Au XIXe et au début du XXe siècle, cela incluait des affirmations selon lesquelles les Juifs contrôlaient la finance, la presse ou les décisions politiques. En même temps, ils pouvaient, selon les besoins politiques, être rendus responsables d’évolutions totalement opposées. Pour les uns, les Juifs incarnaient le capitalisme prétendument impitoyable ; pour les autres, ils étaient derrière le bolchevisme, la révolution et la subversion sociale.
La contradiction ne dérangeait personne. Car l’antisémitisme ne suit aucune théorie politique cohérente. Il fonctionne à travers un ennemi imaginaire qui peut s’adapter presque à volonté.
Le Musée historique allemand décrit, pour la République de Weimar, une propagande antisémite agressive dans laquelle des responsables démocrates et de gauche étaient eux aussi diffamés comme faisant partie d’un ordre prétendument « judaïsé ». Parallèlement, des récits complotistes sur le pouvoir et l’influence juifs se répandaient.
Un exemple particulièrement puissant était constitué par les prétendus « Protocoles des Sages de Sion ». Cette falsification antisémite prétendait que des dirigeants juifs secrets planifiaient de contrôler la politique, l’économie, les médias et, en définitive, le monde.
Le fait que ces prétendus procès-verbaux de réunions aient été entièrement inventés n’a pas empêché leur diffusion. Le Musée mémorial de l’Holocauste des États-Unis considère ce texte comme l’un des récits complotistes antisémites les plus influents de l’histoire moderne. Dès les années 1920, des éditions circulaient également en Allemagne.
ℹ️ Le mécanisme décisif
Les mythes antisémites expliquent des phénomènes complexes par l’existence d’un prétendu pouvoir juif caché. Les crises économiques, les guerres, les révolutions, les transformations sociales ou les décisions politiques n’apparaissent alors plus comme le résultat de nombreux facteurs, mais comme les éléments d’un plan secret.

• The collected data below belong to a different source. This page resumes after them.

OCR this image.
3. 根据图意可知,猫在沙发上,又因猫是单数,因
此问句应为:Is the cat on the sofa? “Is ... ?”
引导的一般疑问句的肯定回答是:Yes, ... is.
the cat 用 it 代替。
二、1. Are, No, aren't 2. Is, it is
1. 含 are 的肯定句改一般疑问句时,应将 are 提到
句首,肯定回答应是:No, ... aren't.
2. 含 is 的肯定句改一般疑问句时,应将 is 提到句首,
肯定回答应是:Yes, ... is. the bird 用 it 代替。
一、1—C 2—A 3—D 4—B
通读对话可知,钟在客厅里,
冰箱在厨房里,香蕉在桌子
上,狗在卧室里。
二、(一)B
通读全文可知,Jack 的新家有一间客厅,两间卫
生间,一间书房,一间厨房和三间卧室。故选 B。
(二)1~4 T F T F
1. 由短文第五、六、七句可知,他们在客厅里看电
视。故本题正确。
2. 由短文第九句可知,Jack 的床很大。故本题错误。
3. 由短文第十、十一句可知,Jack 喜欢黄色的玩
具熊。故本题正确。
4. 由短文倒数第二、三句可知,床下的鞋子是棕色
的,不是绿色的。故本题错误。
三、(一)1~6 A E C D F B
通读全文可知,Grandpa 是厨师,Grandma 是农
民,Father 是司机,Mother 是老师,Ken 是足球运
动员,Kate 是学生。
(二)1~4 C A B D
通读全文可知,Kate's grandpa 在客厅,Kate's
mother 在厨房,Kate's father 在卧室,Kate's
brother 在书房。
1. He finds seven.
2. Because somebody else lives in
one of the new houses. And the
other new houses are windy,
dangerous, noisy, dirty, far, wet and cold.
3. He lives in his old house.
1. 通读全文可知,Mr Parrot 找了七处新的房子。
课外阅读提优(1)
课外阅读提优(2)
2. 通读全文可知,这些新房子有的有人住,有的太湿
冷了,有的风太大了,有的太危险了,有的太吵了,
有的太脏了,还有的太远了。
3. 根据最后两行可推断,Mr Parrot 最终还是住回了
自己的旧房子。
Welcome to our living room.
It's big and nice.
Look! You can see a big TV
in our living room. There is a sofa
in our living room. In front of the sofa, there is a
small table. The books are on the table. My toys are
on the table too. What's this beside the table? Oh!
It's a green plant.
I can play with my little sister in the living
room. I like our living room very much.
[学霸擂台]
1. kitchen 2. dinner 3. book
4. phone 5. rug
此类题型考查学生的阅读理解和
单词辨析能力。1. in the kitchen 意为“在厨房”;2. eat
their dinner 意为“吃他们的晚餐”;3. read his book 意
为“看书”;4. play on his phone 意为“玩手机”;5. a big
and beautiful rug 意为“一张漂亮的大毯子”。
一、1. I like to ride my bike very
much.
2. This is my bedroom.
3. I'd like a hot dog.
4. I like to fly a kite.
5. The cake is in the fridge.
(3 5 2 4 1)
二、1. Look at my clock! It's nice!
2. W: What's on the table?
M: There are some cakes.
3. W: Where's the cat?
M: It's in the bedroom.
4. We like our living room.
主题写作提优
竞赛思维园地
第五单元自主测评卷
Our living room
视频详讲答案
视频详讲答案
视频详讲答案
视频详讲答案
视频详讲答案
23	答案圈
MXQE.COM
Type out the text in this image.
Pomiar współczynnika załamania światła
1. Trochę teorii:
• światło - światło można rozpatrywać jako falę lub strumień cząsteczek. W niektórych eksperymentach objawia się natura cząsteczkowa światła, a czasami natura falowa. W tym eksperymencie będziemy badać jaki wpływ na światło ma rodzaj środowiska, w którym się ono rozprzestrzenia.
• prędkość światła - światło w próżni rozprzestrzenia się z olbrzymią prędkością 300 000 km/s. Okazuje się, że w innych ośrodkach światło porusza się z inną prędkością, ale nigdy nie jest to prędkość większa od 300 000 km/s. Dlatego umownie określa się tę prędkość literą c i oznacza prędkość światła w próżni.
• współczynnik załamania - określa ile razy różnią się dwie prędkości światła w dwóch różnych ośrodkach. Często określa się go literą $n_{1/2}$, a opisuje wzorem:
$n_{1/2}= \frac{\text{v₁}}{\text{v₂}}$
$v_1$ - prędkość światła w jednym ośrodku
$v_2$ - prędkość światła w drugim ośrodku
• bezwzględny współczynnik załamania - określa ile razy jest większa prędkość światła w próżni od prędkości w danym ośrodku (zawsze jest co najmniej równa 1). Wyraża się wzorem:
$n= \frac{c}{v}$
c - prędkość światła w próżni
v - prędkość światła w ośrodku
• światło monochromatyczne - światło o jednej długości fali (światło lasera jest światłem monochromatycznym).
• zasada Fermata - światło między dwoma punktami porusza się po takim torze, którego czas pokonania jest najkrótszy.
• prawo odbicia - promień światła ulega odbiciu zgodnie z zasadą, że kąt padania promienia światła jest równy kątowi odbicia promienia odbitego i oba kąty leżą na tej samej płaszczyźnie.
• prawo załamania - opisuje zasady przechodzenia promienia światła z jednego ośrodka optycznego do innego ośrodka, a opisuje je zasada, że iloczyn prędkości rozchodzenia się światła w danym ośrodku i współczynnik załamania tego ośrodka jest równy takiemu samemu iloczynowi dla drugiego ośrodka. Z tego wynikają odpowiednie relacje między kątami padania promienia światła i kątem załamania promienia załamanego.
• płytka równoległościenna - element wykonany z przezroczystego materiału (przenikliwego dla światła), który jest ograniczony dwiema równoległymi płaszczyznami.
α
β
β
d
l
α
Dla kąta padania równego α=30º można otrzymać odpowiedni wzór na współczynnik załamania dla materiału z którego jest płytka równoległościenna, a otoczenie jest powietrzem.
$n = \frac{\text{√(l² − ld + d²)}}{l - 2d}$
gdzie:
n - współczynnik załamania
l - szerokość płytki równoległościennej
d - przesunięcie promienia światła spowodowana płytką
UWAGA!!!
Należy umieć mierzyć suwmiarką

Les termes changent, le schéma de pensée demeure
Aujourd’hui, presque personne ne parle ouvertement d’une prétendue « conspiration juive mondiale », du moins dans les milieux sociaux qui veulent continuer à être pris au sérieux. Cela ne signifie toutefois pas nécessairement que ces représentations disparaissent. Elles peuvent continuer à vivre sous forme de codes.
Des termes comme « mondialistes », « élites financières », « tireurs de ficelles » ou l’idée d’un pouvoir secret derrière les gouvernements et les médias peuvent reprendre et perpétuer des mythes antisémites lorsqu’ils sont associés à des préjugés classiques contre les Juifs. La Centre fédéral pour l’éducation politique indique expressément que les récits complotistes modernes peuvent reprendre des codes antisémites vieux de plusieurs siècles.
Il faut toutefois faire une distinction claire. Toute personne qui parle des élites politiques, du lobbying, des banques ou des réseaux internationaux ne tient pas nécessairement des propos antisémites. Ce qui compte, c’est le schéma sous-jacent. Lorsque les Juifs ou les personnes désignées comme juives sont présentés comme un groupe homogène qui contrôlerait prétendument les médias, le monde financier ou les gouvernements, la continuité historique est difficile à ne pas voir.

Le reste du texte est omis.